My unit is preparing to leave Iraq. Some of our replacements have already begun to arrive. This week was significant, because we turned in a great deal of equipment. Some was permanently turned in. Some was turned in to be shipped back to California. I’ve been able to turn in three large bags worth of stuff. Most of it was never used, and remained in the plastic wrap in which I got it a year ago (e.g., winter parka and other cold-weather gear, and much other useless stuff).
So it’s good to lighten my load a bit. I’m now down to stuff that I’ll either leave in Iraq (e.g. television & DVD player, mops & brooms, floor rugs), and two bags and a carry-on that I’ll be carrying with me on the flight home.
Yesterday was a big day, because I had to clear my CHU (containerized housing unit). Yesterday morning, I removed pretty much everything from my CHU that belonged to me, except for the desk and chair. Here’s what my CHU looked like before. I posted a welcome sign on the door, drawn by my daughter Judy:
My bed looked like this:
Another inside view:
My CHU was about a 12 foot square room. Not too bad, over all. I’m not sure if this will take, but here’s a movie of my CHU:
So after finishing final cleaning and removal of everything, I waited around for nearly two hours yesterday afternoon. Finally some extremely thin woman from Macedonia came, along with a Nepalese guy (both KBR contractors). They looked around. They made me throw out the trash bag in the trash can, and a stick that was in the window ledge. They made me sign a piece of paper saying that I was abandoning my desk and chair (which I was, I’d been unable to give these away even for free). They took my key, and then they cleared me.

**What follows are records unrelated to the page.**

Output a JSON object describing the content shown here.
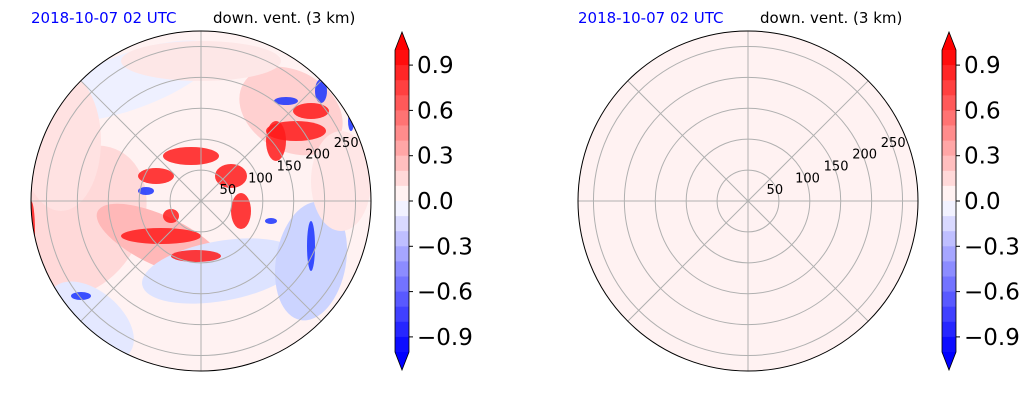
{
  "panels": [
    {
      "title_left": "2018-10-07 02 UTC",
      "title_right": "down. vent. (3 km)",
      "title_left_color": "#0000ff",
      "has_field": true
    },
    {
      "title_left": "2018-10-07 02 UTC",
      "title_right": "down. vent. (3 km)",
      "title_left_color": "#0000ff",
      "has_field": false
    }
  ],
  "chart_data": [
    {
      "type": "heatmap",
      "projection": "polar",
      "title": "down. vent. (3 km)",
      "subtitle": "2018-10-07 02 UTC",
      "radial_ticks": [
        50,
        100,
        150,
        200,
        250
      ],
      "colorbar": {
        "ticks": [
          -0.9,
          -0.6,
          -0.3,
          0.0,
          0.3,
          0.6,
          0.9
        ],
        "tick_labels": [
          "−0.9",
          "−0.6",
          "−0.3",
          "0.0",
          "0.3",
          "0.6",
          "0.9"
        ],
        "range": [
          -1.0,
          1.0
        ],
        "levels": 20,
        "colormap": "bwr",
        "extend": "both"
      },
      "field_summary": "mostly near zero with positive (red) ring near r≈50–100 and scattered positive/negative cells in the northeast and east"
    },
    {
      "type": "heatmap",
      "projection": "polar",
      "title": "down. vent. (3 km)",
      "subtitle": "2018-10-07 02 UTC",
      "radial_ticks": [
        50,
        100,
        150,
        200,
        250
      ],
      "colorbar": {
        "ticks": [
          -0.9,
          -0.6,
          -0.3,
          0.0,
          0.3,
          0.6,
          0.9
        ],
        "tick_labels": [
          "−0.9",
          "−0.6",
          "−0.3",
          "0.0",
          "0.3",
          "0.6",
          "0.9"
        ],
        "range": [
          -1.0,
          1.0
        ],
        "levels": 20,
        "colormap": "bwr",
        "extend": "both"
      },
      "field_summary": "uniform near-zero (very light pink) field"
    }
  ]
}
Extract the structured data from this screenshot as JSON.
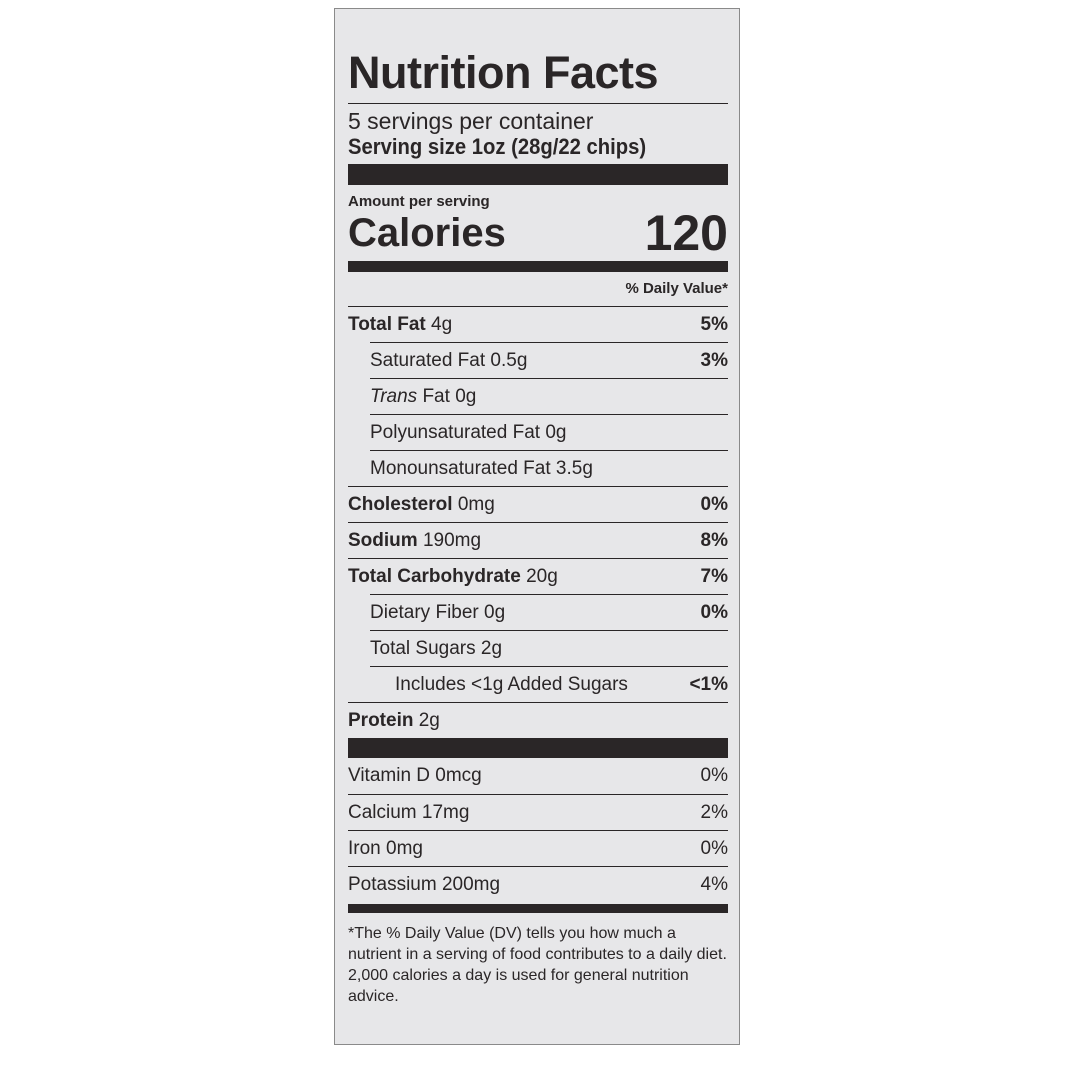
{
  "title": "Nutrition Facts",
  "servings_per_container": "5 servings per container",
  "serving_size": "Serving size 1oz (28g/22 chips)",
  "amount_per_serving": "Amount per serving",
  "calories": {
    "label": "Calories",
    "value": "120"
  },
  "daily_value_header": "% Daily Value*",
  "nutrients": [
    {
      "name": "Total Fat",
      "amount": "4g",
      "dv": "5%"
    },
    {
      "name": "Saturated Fat",
      "amount": "0.5g",
      "dv": "3%"
    },
    {
      "name": "Trans",
      "name_suffix": "Fat",
      "amount": "0g",
      "dv": ""
    },
    {
      "name": "Polyunsaturated Fat",
      "amount": "0g",
      "dv": ""
    },
    {
      "name": "Monounsaturated Fat",
      "amount": "3.5g",
      "dv": ""
    },
    {
      "name": "Cholesterol",
      "amount": "0mg",
      "dv": "0%"
    },
    {
      "name": "Sodium",
      "amount": "190mg",
      "dv": "8%"
    },
    {
      "name": "Total Carbohydrate",
      "amount": "20g",
      "dv": "7%"
    },
    {
      "name": "Dietary Fiber",
      "amount": "0g",
      "dv": "0%"
    },
    {
      "name": "Total Sugars",
      "amount": "2g",
      "dv": ""
    },
    {
      "name": "Includes <1g Added Sugars",
      "amount": "",
      "dv": "<1%"
    },
    {
      "name": "Protein",
      "amount": "2g",
      "dv": ""
    }
  ],
  "vitamins": [
    {
      "name": "Vitamin D 0mcg",
      "dv": "0%"
    },
    {
      "name": "Calcium 17mg",
      "dv": "2%"
    },
    {
      "name": "Iron 0mg",
      "dv": "0%"
    },
    {
      "name": "Potassium 200mg",
      "dv": "4%"
    }
  ],
  "footnote": "*The % Daily Value (DV) tells you how much a nutrient in a serving of food contributes to a daily diet. 2,000 calories a day is used for general nutrition advice."
}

That was how I gave up the place where I’ve been living since late November 2008. I don’t really miss it much. I’m now living in a trailer behind my office, which actually is more convenient, because it is 30 feet away from my office. I’m starting to get rid of stuff in earnest, so I’ll be able to come home within my limit of two bags and a carry-on. I’m lucky to have the legal office trailer to live in by myself! Everyone else is forced to live in a tent, with 8-12 people per tent and no privacy.
The end of the deployment is near. I’m starting to pass off duties to other people here at the office. I’m not sure when we will leave, and unfortunately I’m not allowed to give out dates and times of our departure. I don’t have that information anyway, so it’s not hard for me keep that secret.